Additionally, some ADB policies are added through riders that may give you additional benefits. Some companies may also require certain fees to include this feature in your life insurance policy. Like the combination insurance products, this policy greatly varies across companies and of course with respect to your total death benefit.
- Life Settlements
If you availed life insurance but realized that you don’t need it anymore or you badly need the cash for a more urgent need, then you can opt for a life settlement. In this policy feature, you can choose to sell your life insurance at its face value and use the money (taxed) for your needs such as long-term care. Insurance companies usually offer this option when a holder reaches a certain age. You must consider inquiring for the specific features though as this has varying conditions with different companies.
- Viatical Settlements
A viatical settlement is sometimes confused with life settlement because of their similarities but viatical settlement is actually more complicated in nature. The key difference between the two would be the viatical settlement condition of being terminally ill or have a life expectancy of two years or less for a holder to qualify. This policy allows the holder to sell their life insurance policy to a third party (usually a viatical company) and use the fund for their needs including long-term care.
- Hybrid policy
This option is like a combination policy mixed with ADB but instead of trading off their benefit between two options, a holder is allowed to use a portion of their life insurance in long-term care and still leave an amount for their beneficiaries. The only consideration that a holder must consider is the high price that this policy has.
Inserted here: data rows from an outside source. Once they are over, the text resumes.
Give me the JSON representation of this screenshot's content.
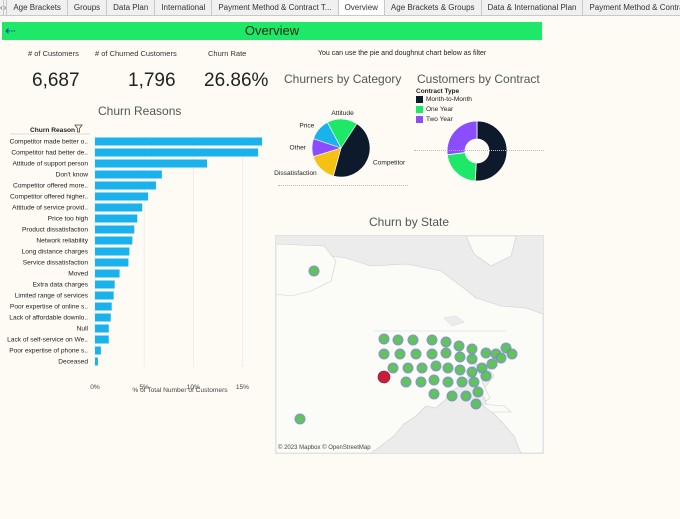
{
  "tabs": [
    {
      "label": "Age Brackets",
      "active": false
    },
    {
      "label": "Groups",
      "active": false
    },
    {
      "label": "Data Plan",
      "active": false
    },
    {
      "label": "International",
      "active": false
    },
    {
      "label": "Payment Method & Contract T...",
      "active": false
    },
    {
      "label": "Overview",
      "active": true
    },
    {
      "label": "Age Brackets & Groups",
      "active": false
    },
    {
      "label": "Data & International Plan",
      "active": false
    },
    {
      "label": "Payment Method & Contract T...",
      "active": false
    }
  ],
  "nav": {
    "prev": "‹",
    "next": "›"
  },
  "header": {
    "title": "Overview",
    "back_icon": "back-arrow-icon"
  },
  "kpis": {
    "customers": {
      "label": "# of Customers",
      "value": "6,687"
    },
    "churned": {
      "label": "# of Churned Customers",
      "value": "1,796"
    },
    "churn_rate": {
      "label": "Churn Rate",
      "value": "26.86%"
    }
  },
  "filter_note": "You can use the pie and doughnut chart below as filter",
  "churn_reasons": {
    "title": "Churn Reasons",
    "header": "Churn Reason",
    "filter_icon": "filter-icon",
    "xlabel": "% of Total Number of Customers",
    "chart_data": {
      "type": "bar",
      "orientation": "horizontal",
      "categories": [
        "Competitor made better o..",
        "Competitor had better de..",
        "Attitude of support person",
        "Don't know",
        "Competitor offered more..",
        "Competitor offered higher..",
        "Attitude of service provid..",
        "Price too high",
        "Product dissatisfaction",
        "Network reliability",
        "Long distance charges",
        "Service dissatisfaction",
        "Moved",
        "Extra data charges",
        "Limited range of services",
        "Poor expertise of online s..",
        "Lack of affordable downlo..",
        "Null",
        "Lack of self-service on We..",
        "Poor expertise of phone s..",
        "Deceased"
      ],
      "values": [
        17.0,
        16.6,
        11.4,
        6.8,
        6.2,
        5.4,
        4.8,
        4.3,
        4.0,
        3.8,
        3.5,
        3.4,
        2.5,
        2.0,
        1.9,
        1.7,
        1.6,
        1.4,
        1.4,
        0.6,
        0.3
      ],
      "xlim": [
        0,
        17.5
      ],
      "xticks": [
        "0%",
        "5%",
        "10%",
        "15%"
      ],
      "xtick_values": [
        0,
        5,
        10,
        15
      ],
      "color": "#1ab2ec"
    }
  },
  "churners_by_category": {
    "title": "Churners by Category",
    "chart_data": {
      "type": "pie",
      "labels": [
        "Attitude",
        "Competitor",
        "Dissatisfaction",
        "Other",
        "Price"
      ],
      "values": [
        17,
        45,
        16,
        10,
        12
      ],
      "colors": [
        "#1ee867",
        "#0d1a2b",
        "#f5c112",
        "#8a4dff",
        "#1ab2ec"
      ]
    }
  },
  "customers_by_contract": {
    "title": "Customers by Contract",
    "legend_title": "Contract Type",
    "chart_data": {
      "type": "pie",
      "donut": true,
      "labels": [
        "Month-to-Month",
        "One Year",
        "Two Year"
      ],
      "values": [
        51,
        22,
        27
      ],
      "colors": [
        "#0d1a2b",
        "#1ee867",
        "#8a4dff"
      ]
    }
  },
  "churn_by_state": {
    "title": "Churn by State",
    "credit": "© 2023 Mapbox © OpenStreetMap"
  }
}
It is important to note that these policies have different premium prices and overall cost depending upon the company offering it and the policy itself. It is best to know which policy and company will fit the kind of situation a holder is in. To be able to wisely decide on which method is best, a holder can seek out advice from independent financial advisors or life insurance mse.
The importance of life insurance is undeniable and its benefits can’t be ignored. Unfortunately, this is still often dismissed as a topic within family circles where in fact, this should be essentially discussed. Hopefully, by informing people about these ways and preparations that they can make to protect themselves from the crises that certain realities can make, they will be encouraged to openly talk and share solutions to better secure the future.